Unfortunately Guangzhou lags behind in terms of job prospects and quality of life, however, each of the two metrics ranks seventh and eleventh out of a total of 20 cities in Asia Pacific, respectively. This is due to high unemployment and pollution levels.
Hong Kong, China
China has again added its city as the best city for millennials to live in in Asia Pacific. This time, Hong Kong, which has had a massive demonstration for some time, is worthy of consideration for you to work and live. Despite being known as a city known for its high cost of living, Hong Kong is ranked third due to its strong job prospects and thriving lifestyle.
Hong Kong is one of the leading Economic centers in Asia, this Chinese administrative district ranks third in the job outlook metric. Meanwhile, the high life expectancy and many entertainment options make Hong Kong ranked sixth in terms of quality of life.
However, the drawback of this city is its high lifestyle that makes residents spend an average of 31% of their income on rent. The city also ranks a mediocre ninth in cost of living, alongside the City of Auckland, New Zealand.
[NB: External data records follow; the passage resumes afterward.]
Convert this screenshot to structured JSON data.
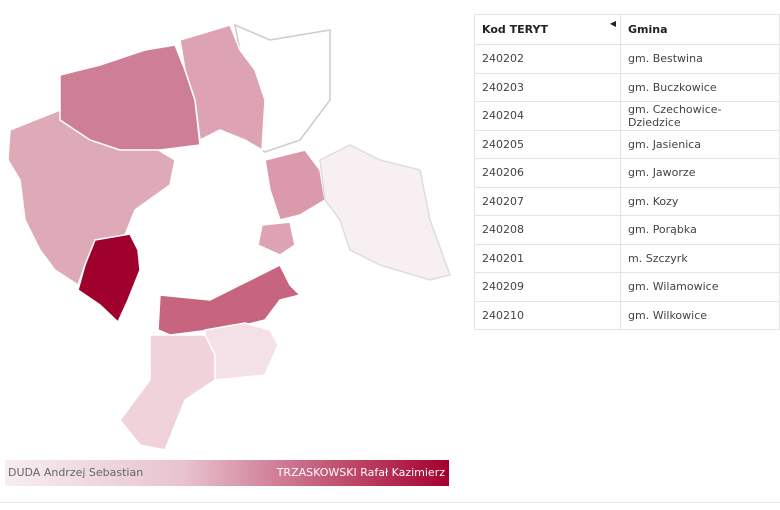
{
  "table": {
    "header": [
      "Kod TERYT",
      "Gmina"
    ],
    "rows": [
      [
        "240202",
        "gm. Bestwina"
      ],
      [
        "240203",
        "gm. Buczkowice"
      ],
      [
        "240204",
        "gm. Czechowice-Dziedzice"
      ],
      [
        "240205",
        "gm. Jasienica"
      ],
      [
        "240206",
        "gm. Jaworze"
      ],
      [
        "240207",
        "gm. Kozy"
      ],
      [
        "240208",
        "gm. Porąbka"
      ],
      [
        "240201",
        "m. Szczyrk"
      ],
      [
        "240209",
        "gm. Wilamowice"
      ],
      [
        "240210",
        "gm. Wilkowice"
      ]
    ]
  },
  "legend": {
    "low": "DUDA Andrzej Sebastian",
    "high": "TRZASKOWSKI Rafał Kazimierz"
  }
}
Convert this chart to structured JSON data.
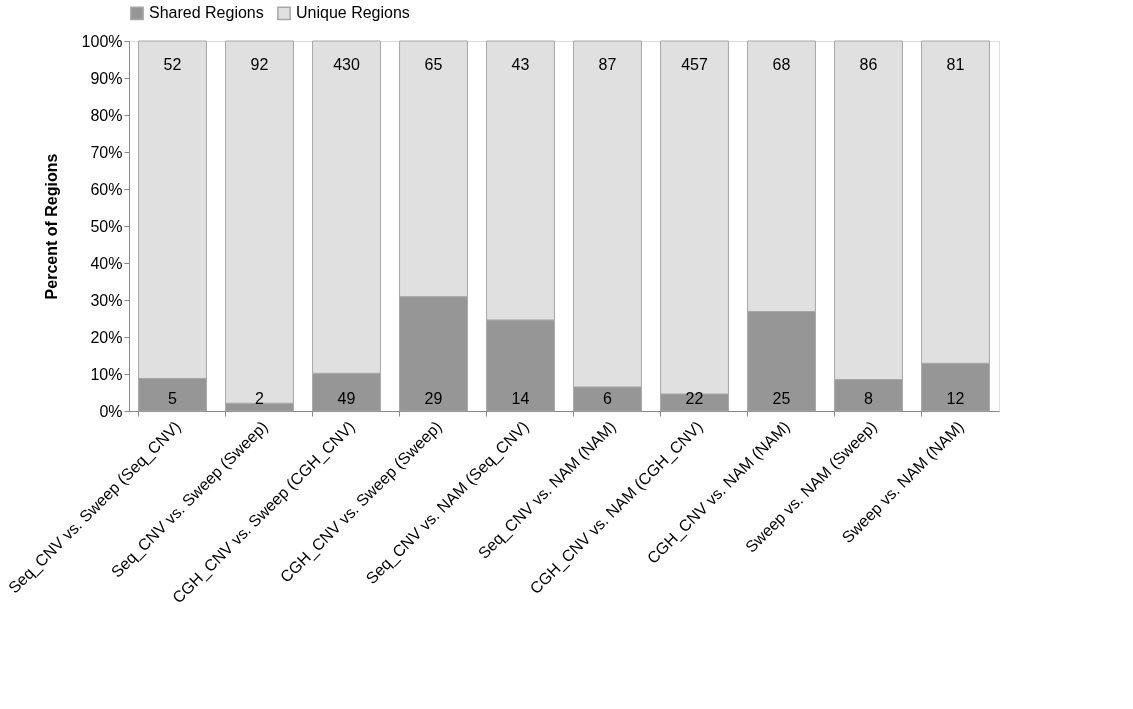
{
  "chart_data": {
    "type": "bar",
    "stacked": true,
    "ylabel": "Percent of Regions",
    "categories": [
      "Seq_CNV vs. Sweep (Seq_CNV)",
      "Seq_CNV vs. Sweep (Sweep)",
      "CGH_CNV vs. Sweep (CGH_CNV)",
      "CGH_CNV vs. Sweep (Sweep)",
      "Seq_CNV vs. NAM (Seq_CNV)",
      "Seq_CNV vs. NAM (NAM)",
      "CGH_CNV vs. NAM (CGH_CNV)",
      "CGH_CNV vs. NAM (NAM)",
      "Sweep vs. NAM (Sweep)",
      "Sweep vs. NAM (NAM)"
    ],
    "series": [
      {
        "name": "Shared Regions",
        "color": "#969696",
        "values": [
          8.8,
          2.1,
          10.2,
          30.9,
          24.6,
          6.5,
          4.6,
          26.9,
          8.5,
          12.9
        ]
      },
      {
        "name": "Unique Regions",
        "color": "#e0e0e0",
        "values": [
          91.2,
          97.9,
          89.8,
          69.1,
          75.4,
          93.5,
          95.4,
          73.1,
          91.5,
          87.1
        ]
      }
    ],
    "annotations": [
      "52",
      "92",
      "430",
      "65",
      "43",
      "87",
      "457",
      "68",
      "86",
      "81",
      "5",
      "2",
      "49",
      "29",
      "14",
      "6",
      "22",
      "25",
      "8",
      "12"
    ],
    "ylim": [
      0,
      100
    ],
    "yticks": [
      {
        "value": 0,
        "label": "0%"
      },
      {
        "value": 10,
        "label": "10%"
      },
      {
        "value": 20,
        "label": "20%"
      },
      {
        "value": 30,
        "label": "30%"
      },
      {
        "value": 40,
        "label": "40%"
      },
      {
        "value": 50,
        "label": "50%"
      },
      {
        "value": 60,
        "label": "60%"
      },
      {
        "value": 70,
        "label": "70%"
      },
      {
        "value": 80,
        "label": "80%"
      },
      {
        "value": 90,
        "label": "90%"
      },
      {
        "value": 100,
        "label": "100%"
      }
    ],
    "legend": "top",
    "grid": false
  }
}
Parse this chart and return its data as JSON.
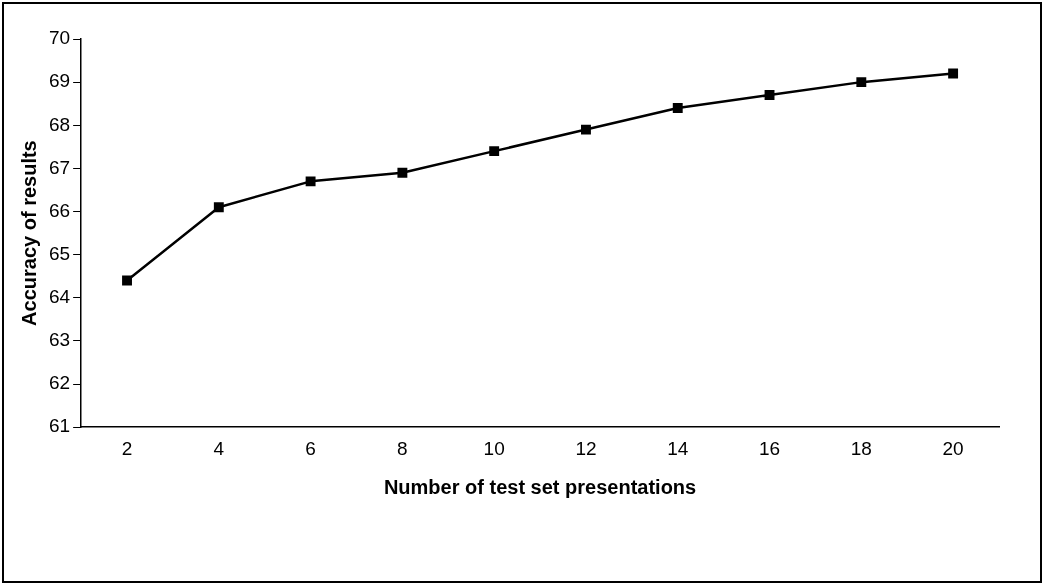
{
  "chart_data": {
    "type": "line",
    "xlabel": "Number of test set presentations",
    "ylabel": "Accuracy of results",
    "categories": [
      "2",
      "4",
      "6",
      "8",
      "10",
      "12",
      "14",
      "16",
      "18",
      "20"
    ],
    "series": [
      {
        "color": "#000000",
        "values": [
          64.4,
          66.1,
          66.7,
          66.9,
          67.4,
          67.9,
          68.4,
          68.7,
          69.0,
          69.2
        ]
      }
    ],
    "ylim": [
      61,
      70
    ],
    "yticks": [
      61,
      62,
      63,
      64,
      65,
      66,
      67,
      68,
      69,
      70
    ],
    "grid": false,
    "legend": false,
    "marker": "square",
    "line_style": "solid"
  }
}
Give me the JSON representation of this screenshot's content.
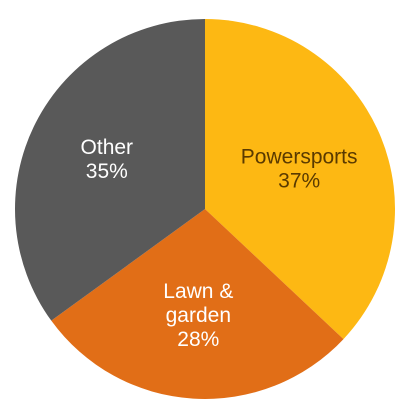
{
  "chart_data": {
    "type": "pie",
    "title": "",
    "start_angle_deg": 0,
    "direction": "clockwise",
    "slices": [
      {
        "label_lines": [
          "Powersports"
        ],
        "percent_text": "37%",
        "value": 37,
        "color": "#FDB813",
        "label_color": "#5A3A00"
      },
      {
        "label_lines": [
          "Lawn &",
          "garden"
        ],
        "percent_text": "28%",
        "value": 28,
        "color": "#E16E17",
        "label_color": "#FFFFFF"
      },
      {
        "label_lines": [
          "Other"
        ],
        "percent_text": "35%",
        "value": 35,
        "color": "#595959",
        "label_color": "#FFFFFF"
      }
    ]
  }
}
If millennials want to strike a balance across all metrics, then Japan’s capital, Tokyo is the second best city in asia for them. A friendly business district and an unemployment rate of only 2.5%, the city is ranked fifth in terms of job prospects. On the other hand, low levels of pollution and crime mean the city has an equally good quality of life score.
However, the high cost of living makes Tokyo lagging behind other cities. Tokyo residents spend at least 27% of their income on rent. According to ValueChampion, savings in Tokyo usually come from transportation, groceries and entertainment costs.
This small city located close to Batam, Indonesia is ranked first as the best city to live in for millennials according to a ValueChampion study. Despite its small size compared to other cities, Singapore recorded the highest Gross Domestic Product (GDP) of all the cities studied.
Conditions coupled with the unemployment rate which was only at 2.2% and supported by an accommodative business environment, made Singapore in the first position in terms of job prospects.
Meanwhile, low pollution levels, high security, and diverse entertainment make Singapore a city that ranks at the top in terms of quality of life. However, all the happiness that Singapore has to offer has its price. The city scores relatively poorly in terms of cost of living and sits in seventh place far behind Taipei, Taiwan.